I suppose we played our first-ever show and released our first-ever demo in about summer of 2006. We played literally three shows in a pub in our hometown, then we forgot about it for a year, did other things, then we sort of said, “You know what? Let’s see if we could do this band.” So we sent a little email to Napalm Records, our record label, and said, “Hey! This is our band. We sing about pirates. Do you think maybe you’d like to give us a record deal?” They literally wrote back in an hour saying, “Yes, here you go.” They obviously smelled money or something.

Typically, who do you play with when you play shows?
We usually get lumped together with a lot of these sort of Scandinavian Viking sort of bands. It’s the whole history thing. Occasionally there’ll be traditional instruments and stuff. We’re actually doing our own tour this fall, and it’s only pirate bands. It’s us and a bunch of bands we know and we like who sing about pirates. That’s going to be cool. It’s not been done before yet, so we’ll see how that one goes.

I noticed you have a song, “Back Through Time,” that’s about going back in time and pillaging Vikings.
Yes! We just love messing with people so much, and of course there’s a massive crossover with our fans and all these people who dress up as Vikings, coming to shows with their Thor’s hammers on and their big Viking beards and their chain male. So we thought, you know what? Let’s piss off a few people by having a song about killing Vikings. And it’s true. We’ve had people standing in the front row with their back turned to us, just giving us the middle finger. But I love it. I think it’s hilarious.

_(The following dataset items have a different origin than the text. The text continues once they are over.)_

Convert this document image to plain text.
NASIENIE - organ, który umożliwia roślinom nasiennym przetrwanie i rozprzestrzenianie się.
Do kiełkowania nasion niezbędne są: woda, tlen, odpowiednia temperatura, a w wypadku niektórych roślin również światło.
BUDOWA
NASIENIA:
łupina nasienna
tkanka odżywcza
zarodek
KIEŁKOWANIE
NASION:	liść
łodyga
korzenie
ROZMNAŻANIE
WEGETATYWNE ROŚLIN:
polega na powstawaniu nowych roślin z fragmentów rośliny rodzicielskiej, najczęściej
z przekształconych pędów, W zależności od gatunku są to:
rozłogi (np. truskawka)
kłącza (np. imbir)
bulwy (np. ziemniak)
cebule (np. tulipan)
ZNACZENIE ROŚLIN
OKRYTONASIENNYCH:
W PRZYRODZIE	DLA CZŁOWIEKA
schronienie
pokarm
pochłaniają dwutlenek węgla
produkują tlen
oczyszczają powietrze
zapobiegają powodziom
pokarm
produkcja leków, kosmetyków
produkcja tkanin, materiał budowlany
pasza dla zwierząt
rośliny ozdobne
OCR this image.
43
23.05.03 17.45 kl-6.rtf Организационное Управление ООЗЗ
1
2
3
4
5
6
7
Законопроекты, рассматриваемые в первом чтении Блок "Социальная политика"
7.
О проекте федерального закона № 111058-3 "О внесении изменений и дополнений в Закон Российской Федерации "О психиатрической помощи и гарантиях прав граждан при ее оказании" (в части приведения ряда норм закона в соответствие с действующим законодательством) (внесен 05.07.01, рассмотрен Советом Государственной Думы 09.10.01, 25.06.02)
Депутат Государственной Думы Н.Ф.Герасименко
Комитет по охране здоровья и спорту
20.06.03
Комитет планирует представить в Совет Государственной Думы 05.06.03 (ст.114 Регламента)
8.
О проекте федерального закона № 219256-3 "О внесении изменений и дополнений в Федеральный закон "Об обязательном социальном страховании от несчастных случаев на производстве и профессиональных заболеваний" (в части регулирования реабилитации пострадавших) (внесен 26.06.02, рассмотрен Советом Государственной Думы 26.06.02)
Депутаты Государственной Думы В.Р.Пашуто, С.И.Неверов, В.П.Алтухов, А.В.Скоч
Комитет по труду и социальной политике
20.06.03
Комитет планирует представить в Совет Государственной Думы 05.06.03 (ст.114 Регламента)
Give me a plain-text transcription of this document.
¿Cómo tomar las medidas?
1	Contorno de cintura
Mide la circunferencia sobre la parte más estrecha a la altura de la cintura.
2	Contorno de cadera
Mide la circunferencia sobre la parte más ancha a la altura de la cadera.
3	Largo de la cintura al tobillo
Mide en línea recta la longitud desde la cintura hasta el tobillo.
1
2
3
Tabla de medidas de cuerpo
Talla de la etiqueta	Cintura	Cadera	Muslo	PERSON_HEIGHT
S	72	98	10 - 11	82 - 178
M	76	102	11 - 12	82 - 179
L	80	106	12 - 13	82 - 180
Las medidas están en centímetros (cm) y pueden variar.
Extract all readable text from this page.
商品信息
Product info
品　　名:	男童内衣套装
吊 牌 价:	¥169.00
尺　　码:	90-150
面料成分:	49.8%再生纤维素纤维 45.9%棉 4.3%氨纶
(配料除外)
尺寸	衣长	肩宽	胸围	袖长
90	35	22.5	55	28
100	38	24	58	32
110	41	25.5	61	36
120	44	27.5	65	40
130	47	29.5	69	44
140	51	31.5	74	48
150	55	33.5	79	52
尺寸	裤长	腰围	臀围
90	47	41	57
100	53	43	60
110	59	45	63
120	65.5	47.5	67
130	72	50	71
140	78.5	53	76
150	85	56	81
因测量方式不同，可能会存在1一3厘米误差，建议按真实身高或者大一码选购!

So there are people who’re like, “Yeah, you guys are good, but that Viking song…”
Yep, this happens. I’ve seen people who say, “I used to like Alestorm—until they released that song. Now I refuse to listen to them.” Lighten up, dude!

It’s like, “Dude, come on, it’s Viking metal.”
You’re wearing chain mail! How can anyone take you seriously?

I have one last question for you: Do you ever wish that you were a real-life pirate?
Um, no. Not for one second. It just sounds like the most miserable life—on a rat-infested ship for months on end, eating nothing but dried biscuits, missing limbs and stuff. Nope, no thanks. I’ll stick to my band. That sounds good to me.